Die Jugendlichen, die sich mit Pfarrer Andreas Schliebener akribisch auf diesen Tag vorbereitet hatten, hoben den Wert der Bibel hervor, wie ihn Martin Luther vor 500 Jahren erkannt hatte. Auch Superintendent Pfarrer Klaus Majoress ging in seiner sehr persönlich gehaltenen Predigt auf die Worte der Bibel ein. Sie seien für ihn – und das sollten sie für alle Christen sein – Lebensworte. Gott spreche sie jedem Einzelnen persönlich zu, wie er in seinem Leben schon des öfteren erfahren habe. Deshalb sei es so wichtig, dass in jeder Kirche eine Bibel auf dem Altar liege: „Sie ist der Mittelpunkt des Gottesdienstes, ja des ganzen Lebens“, so der Superintendent. 

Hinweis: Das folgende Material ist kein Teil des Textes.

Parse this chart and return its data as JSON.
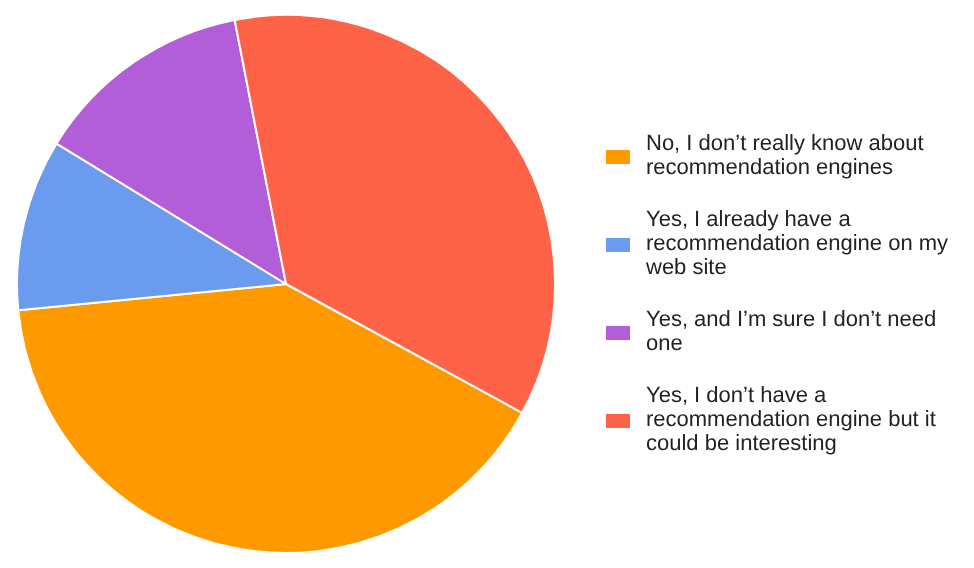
{
  "chart_data": {
    "type": "pie",
    "categories": [
      "No, I don’t really know about recommendation engines",
      "Yes, I already have a recommendation engine on my web site",
      "Yes, and I’m sure I don’t need one",
      "Yes, I don’t have a recommendation engine but it could be interesting"
    ],
    "values": [
      40.5,
      10.3,
      13.2,
      36
    ],
    "colors": [
      "#ff9900",
      "#6b9bef",
      "#b25ed8",
      "#ff6347"
    ],
    "legend": "right"
  }
}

Die neuen Altarbibeln, die von der Präses der evangelischen Landeskirche von Westfalen Annette Kurschuss handsigniert sind, sind zwei von insgesamt 47 Bibeln, die Klaus Majoress im Laufe des Reformationsjubiläums im Auftrag von der Präses an „seine“ Gemeinden verteilt. 

Es handelt sich um eine gründlich revidierte, an neueste Erkenntnisse und Luthers Sprache angepasste Sonderausgabe der neuen Lutherbibel. Die Bibeln ersetzen in der Erlöserkirche die historische ledergebundene und mit Silber beschlagene Altarbibel, die seiner Zeit von Kaiserin Auguste Viktoria der Gemeinde zur Einweihung der Erlöserkirche geschenkt und die in der 1970er-Jahren durch eine moderne Bibel abgelöst wurde, und in der Friedenskirche die seit ihrer Einweihung im Jahre 1971 in Gebrauch gewesene.